Paris, 30 out (EFE).- O Comitê Internacional de Bioética (CIB) da Organização das Nações Unidas para a Educação, Ciência e Cultura (Unesco) debate até amanhã se as mudanças espetaculares produzidas na área científica da clonagem justificam uma reforma da convenção da entidade que trata desta questão, disse hoje seu presidente, Adolfo Martinez Palomo.

"Não podemos ignorar que aconteceram mudanças espetaculares" na clonagem, disse à Agência Efe Martinez Palomo, que afirmou que a reunião do CIB iniciada na última terça em Paris pretende definir "se a caixa de Pandora será aberta" e se a Declaração Universal sobre o Genoma Humano e os Direitos Humanos, de 1997, será modificada.

Esta declaração da Unesco considera, entre outras coisas, que a clonagem com fins reprodutivos é uma prática "contrária à dignidade humana".

O presidente do CIB confirmou que foi aberto o debate sobre que tipo de experiência deve ser autorizada à luz da experiência em diversos países, mas admitiu que, por enquanto, não há consenso científico sobre se isto justifica introduzir mudanças nos textos da Unesco.
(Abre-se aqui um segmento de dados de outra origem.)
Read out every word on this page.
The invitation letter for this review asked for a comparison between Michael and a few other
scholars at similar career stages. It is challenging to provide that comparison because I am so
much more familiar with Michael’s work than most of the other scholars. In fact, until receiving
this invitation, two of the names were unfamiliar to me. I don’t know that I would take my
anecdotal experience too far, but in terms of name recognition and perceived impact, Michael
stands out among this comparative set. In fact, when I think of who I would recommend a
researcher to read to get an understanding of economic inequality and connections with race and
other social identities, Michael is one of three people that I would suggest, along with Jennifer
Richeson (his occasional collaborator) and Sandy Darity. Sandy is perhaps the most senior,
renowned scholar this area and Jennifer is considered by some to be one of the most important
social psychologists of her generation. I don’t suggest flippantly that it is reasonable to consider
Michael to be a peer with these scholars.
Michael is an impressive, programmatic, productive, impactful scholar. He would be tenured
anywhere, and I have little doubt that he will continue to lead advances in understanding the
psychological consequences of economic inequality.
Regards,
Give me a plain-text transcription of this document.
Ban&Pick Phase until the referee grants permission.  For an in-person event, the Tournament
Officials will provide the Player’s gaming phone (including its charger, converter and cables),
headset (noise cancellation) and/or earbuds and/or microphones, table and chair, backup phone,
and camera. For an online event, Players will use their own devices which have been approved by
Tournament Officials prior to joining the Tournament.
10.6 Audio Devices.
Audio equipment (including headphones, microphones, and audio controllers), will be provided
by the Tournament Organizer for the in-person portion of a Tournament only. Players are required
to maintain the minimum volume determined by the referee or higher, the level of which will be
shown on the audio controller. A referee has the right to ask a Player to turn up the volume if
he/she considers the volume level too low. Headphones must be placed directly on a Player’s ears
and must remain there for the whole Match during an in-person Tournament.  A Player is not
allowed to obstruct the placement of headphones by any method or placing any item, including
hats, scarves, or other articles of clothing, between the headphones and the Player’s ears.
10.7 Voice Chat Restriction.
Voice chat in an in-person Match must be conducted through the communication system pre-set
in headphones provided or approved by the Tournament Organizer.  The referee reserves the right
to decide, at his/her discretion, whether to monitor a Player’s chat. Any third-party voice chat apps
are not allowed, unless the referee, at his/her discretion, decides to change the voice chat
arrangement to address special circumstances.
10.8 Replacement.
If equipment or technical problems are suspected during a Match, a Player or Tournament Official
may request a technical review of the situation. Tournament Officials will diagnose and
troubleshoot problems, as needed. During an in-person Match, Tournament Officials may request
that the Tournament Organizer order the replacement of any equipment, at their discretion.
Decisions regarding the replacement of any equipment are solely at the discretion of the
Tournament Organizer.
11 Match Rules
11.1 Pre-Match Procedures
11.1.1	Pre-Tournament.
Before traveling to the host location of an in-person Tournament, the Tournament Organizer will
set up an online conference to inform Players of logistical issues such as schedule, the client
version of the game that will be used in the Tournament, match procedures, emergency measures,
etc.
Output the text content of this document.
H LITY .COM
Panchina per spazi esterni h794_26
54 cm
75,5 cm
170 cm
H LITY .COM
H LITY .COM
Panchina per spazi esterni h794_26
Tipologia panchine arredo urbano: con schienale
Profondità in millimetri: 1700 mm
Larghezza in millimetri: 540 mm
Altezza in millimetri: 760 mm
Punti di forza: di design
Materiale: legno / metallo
Martinez Palomo afirmou que, em Paris, está acontecendo uma "discussão muito interessante sobre a clonagem" e que ontem foram apresentados os pontos de vista de vários países, como o Brasil, onde se trabalhou notavelmente nos últimos anos.

Também foram conhecidos pontos de vista de outros países como Indonésia e Madagascar, o que, segundo Martinez Palomo, permite enriquecer a discussão, pois a concepção da vida não é a mesma do Ocidente, por exemplo, do que em lugares de cultura muçulmana e na Ásia.

O presidente do CIB contou que, "curiosamente", os países mais avançados estão entre os mais interessados em colocar mais restrições internacionais à clonagem para não se virem adiantados por outros.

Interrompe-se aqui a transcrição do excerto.